In order for a company to have an effective data science strategies, that business first needs to design an effective roadmap of data science.
These are the steps in that roadmap:
- Recognize and note opportunities and challenges
- Make a pitch
- Make a plan
The steps to the roadmap/framework are crucial to making an effective and comprehensive portfolio of data science for business purposes.
1) Recognize and note opportunities and challenges
Step one is about searching for methods of implementing data science in the business. This should be based on input from varying shareholders and involve business problems that can be solved for your firm via machine learning.
A crucial part of step one is not producing the solution first. Solution-first thoughts could hinder the scope of your company’s efforts to brainstorm and stymy this process prior to even starting. Rather, concentrate on areas of problems or roadblocks which could be helped through data science.
The ideas you created need to be impact-driven, instead of data science-driven. These are places to potentially implement your solutions. There’s roadblocks in the way of your goals, and if these obstacles are dealt with, then things can progress.
2. Make a Pitch
Preliminary scoping is the initial piece when it comes to pitching. When somebody comes up with a possible idea, they need to:
- identify how the idea impacts the business—“If we determine which costumers will churn, we are then able to save XYZ dollars of revenue in advertising.” Make this clear to everyone ASAP to improve the impact.
- Create the business hypothesis
- Make note of the big risks/roadblocks
Part two of the process is the actual pitching. This occurs via a big, open meeting packed with a lot of people who have ideas which might be solved through data science. The goal is to obtain the buy-in of each member on the team, thus you need to stay optimistic at first. Every idea is an excellent idea so that you can create momentum. Hold of on any skepticism until the following part.
At the end, winnowing occurs. Winnowing is “the rose ceremony” for pitching, in which a consensus must be reached for the ideas kept. These ideas need to be applicable to a broad range, which also means “boring” or low hanging fruit ideas. The winning ideas need to receive massive buy-in from your team. These ideas could have a huge impact.
For more info on making a pitch, check out this resource.
For making a pitch to executives in particular, this resource is helpful.
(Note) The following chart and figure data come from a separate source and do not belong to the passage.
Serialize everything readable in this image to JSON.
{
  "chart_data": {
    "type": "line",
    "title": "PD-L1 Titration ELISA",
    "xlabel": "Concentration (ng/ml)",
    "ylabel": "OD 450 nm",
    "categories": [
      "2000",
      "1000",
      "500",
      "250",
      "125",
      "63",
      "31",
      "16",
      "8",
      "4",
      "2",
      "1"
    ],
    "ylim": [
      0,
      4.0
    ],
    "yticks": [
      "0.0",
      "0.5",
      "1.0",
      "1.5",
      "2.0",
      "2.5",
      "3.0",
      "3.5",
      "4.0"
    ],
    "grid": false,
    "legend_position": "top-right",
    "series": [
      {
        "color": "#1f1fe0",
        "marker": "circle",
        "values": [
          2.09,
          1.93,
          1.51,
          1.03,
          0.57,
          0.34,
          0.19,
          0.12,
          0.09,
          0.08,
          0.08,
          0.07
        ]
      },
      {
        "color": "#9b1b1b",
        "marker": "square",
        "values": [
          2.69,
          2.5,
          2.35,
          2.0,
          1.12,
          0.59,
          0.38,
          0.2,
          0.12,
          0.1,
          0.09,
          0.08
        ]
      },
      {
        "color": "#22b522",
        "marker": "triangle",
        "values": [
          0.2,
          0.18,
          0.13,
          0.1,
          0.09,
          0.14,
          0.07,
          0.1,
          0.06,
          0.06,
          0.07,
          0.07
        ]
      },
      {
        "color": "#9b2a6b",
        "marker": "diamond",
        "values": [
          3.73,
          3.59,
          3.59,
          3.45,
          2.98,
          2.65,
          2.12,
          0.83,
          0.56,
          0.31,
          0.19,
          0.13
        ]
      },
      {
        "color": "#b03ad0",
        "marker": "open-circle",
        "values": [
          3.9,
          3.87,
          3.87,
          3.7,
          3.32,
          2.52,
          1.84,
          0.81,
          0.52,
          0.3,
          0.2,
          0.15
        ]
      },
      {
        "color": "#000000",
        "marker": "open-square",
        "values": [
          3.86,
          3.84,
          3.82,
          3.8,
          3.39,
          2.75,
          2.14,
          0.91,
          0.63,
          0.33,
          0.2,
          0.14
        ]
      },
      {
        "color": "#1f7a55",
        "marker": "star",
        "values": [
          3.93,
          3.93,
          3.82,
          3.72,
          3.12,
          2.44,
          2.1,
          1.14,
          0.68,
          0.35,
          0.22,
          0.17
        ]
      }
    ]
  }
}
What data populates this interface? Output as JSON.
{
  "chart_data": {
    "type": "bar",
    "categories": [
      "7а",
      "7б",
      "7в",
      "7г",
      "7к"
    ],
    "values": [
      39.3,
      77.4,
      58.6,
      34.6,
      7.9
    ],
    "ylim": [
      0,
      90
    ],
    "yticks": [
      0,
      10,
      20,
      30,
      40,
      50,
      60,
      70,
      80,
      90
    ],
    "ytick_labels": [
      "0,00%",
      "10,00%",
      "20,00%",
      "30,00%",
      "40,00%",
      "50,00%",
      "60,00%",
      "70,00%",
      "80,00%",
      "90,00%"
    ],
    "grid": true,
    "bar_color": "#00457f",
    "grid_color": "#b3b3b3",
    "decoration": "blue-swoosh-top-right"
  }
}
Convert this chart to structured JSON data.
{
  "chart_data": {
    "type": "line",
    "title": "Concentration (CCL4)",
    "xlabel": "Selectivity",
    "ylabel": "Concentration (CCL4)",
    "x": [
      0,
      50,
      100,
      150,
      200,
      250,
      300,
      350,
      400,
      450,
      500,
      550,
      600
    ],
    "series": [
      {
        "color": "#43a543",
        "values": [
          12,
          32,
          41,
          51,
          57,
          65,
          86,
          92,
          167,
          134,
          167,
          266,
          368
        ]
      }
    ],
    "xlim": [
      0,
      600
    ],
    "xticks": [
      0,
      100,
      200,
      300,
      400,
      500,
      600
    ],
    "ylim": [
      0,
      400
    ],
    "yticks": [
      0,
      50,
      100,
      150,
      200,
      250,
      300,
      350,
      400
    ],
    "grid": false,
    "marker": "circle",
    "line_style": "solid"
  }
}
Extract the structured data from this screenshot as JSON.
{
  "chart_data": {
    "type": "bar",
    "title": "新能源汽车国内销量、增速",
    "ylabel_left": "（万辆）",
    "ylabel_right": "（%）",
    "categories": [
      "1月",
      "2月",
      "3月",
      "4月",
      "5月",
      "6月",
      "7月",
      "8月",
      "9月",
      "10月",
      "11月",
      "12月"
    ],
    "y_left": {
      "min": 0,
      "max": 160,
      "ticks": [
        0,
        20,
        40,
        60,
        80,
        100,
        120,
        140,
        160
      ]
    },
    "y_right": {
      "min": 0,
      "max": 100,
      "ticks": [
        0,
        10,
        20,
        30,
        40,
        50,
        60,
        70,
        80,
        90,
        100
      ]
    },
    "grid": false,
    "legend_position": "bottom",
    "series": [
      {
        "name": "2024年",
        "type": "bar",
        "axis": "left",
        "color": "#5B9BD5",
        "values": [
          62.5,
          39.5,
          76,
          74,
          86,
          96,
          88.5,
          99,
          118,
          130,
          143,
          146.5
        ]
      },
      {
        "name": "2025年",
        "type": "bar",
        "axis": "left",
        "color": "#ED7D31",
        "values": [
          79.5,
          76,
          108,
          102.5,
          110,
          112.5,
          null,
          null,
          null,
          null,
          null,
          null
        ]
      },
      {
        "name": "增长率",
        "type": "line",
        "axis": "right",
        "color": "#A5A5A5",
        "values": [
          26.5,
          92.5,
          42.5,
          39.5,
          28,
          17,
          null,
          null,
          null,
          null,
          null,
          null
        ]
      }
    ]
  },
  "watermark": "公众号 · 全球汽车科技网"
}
Scope is often an overlooked portion. People might become excited once something sounds cool, but this leads to not realizing the hurdles which could instead be avoided. An ounce of scope equals a pound of fixing what was broke by moving too quickly.
Scope has 3 pieces to it:
- technical—technical members of the team assess data, infrastructure, and layout of possible paths to a solution, regardless of if they involve data science or not. Decide whether a solution is “good enough” and yields reasonably good results. You must define the solution and what’s “good enough” beforehand.
- non-technical—typically overlooked, but this piece is necessary. Non-technical experts, like stakeholders, managers, or experts in subject matter determine the effect, which includes both positive and negative effects, and identify what is considered a success. Effects must be analyzed that lead to success as well as failure.
- in-between—this part refers to the intersection of knowledge of the business and data science. It’s a collaboration between non-technical and technical people to determine the business impact fueled by reasonable performance of analytics. It also aids in determining possible alternative plans.
Once that occurs, documenting things could make iterations in the future easier. Proper documentation could streamline the process of scoping in the future and set a precedent.
4. Making a Plan
The next part of the process is making a plan. Plotting aids in determining possible paths and then choosing the most logical one. Plotting involves risk, benefit, and cost. To what degree is the unknownness? What’s the true estimate? What accuracy does it have? This includes determining the interdependencies between possible impact and projects.
This part is where your project portfolio really starts to take its form. You’re determining the possible roadmaps between the different projects and defining single projects that are their own portfolio. Paths have cumulative benefits and cumulative costs. Remember the dependencies between projects from the Scoping step? These dependencies may help reduce overall costs.
You need to balance the lowered cost of working on parallel projects with the possibility of five projects being at risk if a problem occurs with them. It also adds to the work necessary to monitor and maintain them. This is a crucial part of the planning process.
Additional documentation occurs at this step to help facilitate ease in future iterations. These roadmaps need to include areas to turn and descriptions to know how your progress.
The future will occur. Go through these steps to help you build in blueprints of how to handle things when that day arrives. We’re at the last piece of the puzzle for your portfolio in collaborating with shareholders and teams of data science professionals. Following these steps each quarter can aid you in building a well-defined strategy of data science to yield a practical impact.